3. Der Vorwurf der Aktenwidrigkeit geht schon deshalb ins Leere, weil Schlussfolgerungen des Gerichts den Revisionsgrund der Aktenwidrigkeit nicht bilden können (RIS-Justiz RS0043256). Die Revisionswerberin bezeichnet die Annahme des Berufungsgerichts, die Mitarbeiterin der Beklagten hätte von einer weiteren Bürgermeistertätigkeit auszugehen gehabt, selbst als „Schlussfolgerung". Diese ist der rechtlichen Beurteilung und nicht dem Tatsachenbereich zuzuordnen.

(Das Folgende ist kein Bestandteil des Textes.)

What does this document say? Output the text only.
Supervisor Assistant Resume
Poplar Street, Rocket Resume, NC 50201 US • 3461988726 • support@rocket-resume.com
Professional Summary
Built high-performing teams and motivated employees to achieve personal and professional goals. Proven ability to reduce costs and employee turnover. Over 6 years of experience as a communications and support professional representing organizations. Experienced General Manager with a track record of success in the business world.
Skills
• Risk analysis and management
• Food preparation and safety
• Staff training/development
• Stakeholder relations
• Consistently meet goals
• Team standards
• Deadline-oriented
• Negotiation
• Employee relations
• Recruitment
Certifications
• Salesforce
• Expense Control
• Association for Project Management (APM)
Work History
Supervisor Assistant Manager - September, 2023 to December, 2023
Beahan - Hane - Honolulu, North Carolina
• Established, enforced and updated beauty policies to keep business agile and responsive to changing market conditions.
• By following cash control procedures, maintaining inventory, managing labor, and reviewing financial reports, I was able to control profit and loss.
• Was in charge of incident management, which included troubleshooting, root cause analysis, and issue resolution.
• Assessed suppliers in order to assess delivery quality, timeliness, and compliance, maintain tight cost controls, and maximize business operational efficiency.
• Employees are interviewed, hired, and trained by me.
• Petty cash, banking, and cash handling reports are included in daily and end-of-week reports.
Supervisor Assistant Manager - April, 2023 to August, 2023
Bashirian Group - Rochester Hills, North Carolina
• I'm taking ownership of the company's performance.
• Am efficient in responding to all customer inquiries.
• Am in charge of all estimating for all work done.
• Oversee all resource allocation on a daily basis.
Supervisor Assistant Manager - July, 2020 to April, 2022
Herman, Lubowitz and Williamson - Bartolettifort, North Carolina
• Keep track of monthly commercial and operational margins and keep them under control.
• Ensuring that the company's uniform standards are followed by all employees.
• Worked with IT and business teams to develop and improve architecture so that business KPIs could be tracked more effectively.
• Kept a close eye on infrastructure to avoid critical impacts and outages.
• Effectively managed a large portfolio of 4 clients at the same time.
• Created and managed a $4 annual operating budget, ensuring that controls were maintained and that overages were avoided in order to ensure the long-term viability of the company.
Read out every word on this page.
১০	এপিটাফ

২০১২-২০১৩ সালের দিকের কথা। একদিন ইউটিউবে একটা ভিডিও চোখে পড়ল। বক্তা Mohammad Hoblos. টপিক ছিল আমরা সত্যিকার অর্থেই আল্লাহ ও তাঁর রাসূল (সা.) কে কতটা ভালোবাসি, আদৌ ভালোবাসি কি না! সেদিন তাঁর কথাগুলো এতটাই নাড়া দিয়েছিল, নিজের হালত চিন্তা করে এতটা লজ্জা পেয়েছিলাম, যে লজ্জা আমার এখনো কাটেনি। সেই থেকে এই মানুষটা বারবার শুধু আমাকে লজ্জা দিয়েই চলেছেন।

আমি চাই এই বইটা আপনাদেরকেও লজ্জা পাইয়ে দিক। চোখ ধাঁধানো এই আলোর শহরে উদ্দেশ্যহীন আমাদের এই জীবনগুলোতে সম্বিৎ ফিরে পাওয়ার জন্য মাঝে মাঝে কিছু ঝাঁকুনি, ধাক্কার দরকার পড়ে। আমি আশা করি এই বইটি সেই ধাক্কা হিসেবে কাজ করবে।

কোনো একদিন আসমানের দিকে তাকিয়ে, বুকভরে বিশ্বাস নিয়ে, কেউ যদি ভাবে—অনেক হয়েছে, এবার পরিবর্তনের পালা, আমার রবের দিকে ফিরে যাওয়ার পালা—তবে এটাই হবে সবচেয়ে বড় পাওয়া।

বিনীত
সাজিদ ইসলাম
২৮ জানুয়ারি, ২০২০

4. Der Umstand, dass das Berufungsgericht in feststellenden Teil seines Urteils die ausgesprochene Haftung der Beklagten mit den Worten „aus der mangelhaften Aufklärung" umschrieben hat, stellt keinen Verstoß gegen § 405 ZPO dar, auch wenn sich im Urteilsbegehren die Wendung „mangels Aufklärung" findet. Die Revisionswerberin übersieht vor allem, dass eine Bezugnahme auf den genaueren Haftungsgrund im Urteilsspruch gar nicht erforderlich ist. Weder die im Urteilsbegehren noch die im Feststellungsausspruch enthaltene Wortfolge hat Einfluss auf die Reichweite und die Folgen des Feststellungsausspruchs. Entscheidend ist allein die Feststellung, dass die Beklagte dem Kläger für alle künftigen Schäden haftet, die daraus resultieren, dass er anstelle der Erwerbsunfähigkeitspension die vorzeitige Alterspension wegen Erwerbsunfähigkeit beantragt hat. Damit hat das Berufungsgericht dem Kläger in der Sache nichts anderes zugesprochen als er begehrte. Dieser hat sein Begehren auch nicht ausschließlich auf gänzlich unterlassene Aufklärung gestützt, was eine Stattgebung wegen unvollständiger oder unrichtiger Auskunft ausschließen könnte.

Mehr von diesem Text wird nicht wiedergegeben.